You can make your own version of an “inverted pin router”
buy mounting an arm on a router table. However the
pneumatic or foot-pedal plunging action of an
industrial pin router makes for faster work.

View theoldfart's profile

theoldfart

3294 posts in 956 days


#4 posted 113 days ago

Thanks, so the material moves?

-- "Aged flatus, I heard that some one has already blown out your mortise." THE Surgeon ……………………………………. Kevin

View Loren's profile

Loren

6774 posts in 2153 days


#5 posted 113 days ago

Yes. The pin is often used just like a bearing on the end
of a flush trim router bit. The difference is the cuts can
be done in steps so thicker material can be cut out in
multiple passes. And of course the bit can plunge and
make flat-bottom mortises like I did here.

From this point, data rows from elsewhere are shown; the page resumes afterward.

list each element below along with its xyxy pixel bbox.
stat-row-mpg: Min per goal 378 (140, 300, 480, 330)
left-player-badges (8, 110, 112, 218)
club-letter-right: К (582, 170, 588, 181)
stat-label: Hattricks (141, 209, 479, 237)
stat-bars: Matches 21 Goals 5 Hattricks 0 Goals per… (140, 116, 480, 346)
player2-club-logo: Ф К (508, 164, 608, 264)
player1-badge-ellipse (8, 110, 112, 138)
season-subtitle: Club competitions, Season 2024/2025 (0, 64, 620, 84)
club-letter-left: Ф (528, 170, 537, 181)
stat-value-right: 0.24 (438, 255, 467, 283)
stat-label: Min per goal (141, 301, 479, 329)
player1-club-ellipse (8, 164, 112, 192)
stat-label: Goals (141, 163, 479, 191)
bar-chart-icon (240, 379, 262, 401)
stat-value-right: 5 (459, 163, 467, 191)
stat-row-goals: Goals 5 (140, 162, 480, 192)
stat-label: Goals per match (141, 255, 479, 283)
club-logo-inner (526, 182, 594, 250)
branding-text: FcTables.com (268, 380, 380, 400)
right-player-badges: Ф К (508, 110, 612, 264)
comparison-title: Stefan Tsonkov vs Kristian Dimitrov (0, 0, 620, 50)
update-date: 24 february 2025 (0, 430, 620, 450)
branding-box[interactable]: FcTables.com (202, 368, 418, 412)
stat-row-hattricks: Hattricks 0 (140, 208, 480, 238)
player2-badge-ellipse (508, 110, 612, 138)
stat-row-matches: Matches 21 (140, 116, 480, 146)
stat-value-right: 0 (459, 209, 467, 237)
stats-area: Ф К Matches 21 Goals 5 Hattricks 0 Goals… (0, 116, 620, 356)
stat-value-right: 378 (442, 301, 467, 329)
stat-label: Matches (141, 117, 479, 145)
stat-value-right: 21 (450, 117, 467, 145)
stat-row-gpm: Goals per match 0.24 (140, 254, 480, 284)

View kaerlighedsbamsen's profile

kaerlighedsbamsen

340 posts in 218 days


#6 posted 113 days ago

Ahh. Much clearer now. Neat machine! I could see a machne likt that be realy effficient for repeated cuts. Perhaps most for rounded stuff…

-- "Do or Do not. There is no try." - Yoda

View rhett's profile

rhett

693 posts in 2172 days


#7 posted 113 days ago

All my planes are made on an overarm.

Here is a pic of my Delta RU-50, next to one I built from 80/20. It weighs about 600lbs more than the little aluminum guy. Had to replace all the pneumatics but thats to be expected on older machines.

Much can be done with an overarm router, given an attentive and inventive operator.

They were replaced by CNC’s as Loren said, though you would be hard pressed to find a CNC with a spindle or motor as robust.

-- http://planeandsimpleblog.wordpress.com/

View waho6o9's profile

waho6o9

4456 posts in 1082 days


#8 posted 112 days ago

http://www.leevalley.com/US/wood/page.aspx?p=43038&cat=1,43000

One can be had through Lee Valley at an equitable price of 169.00 plus shipping etc.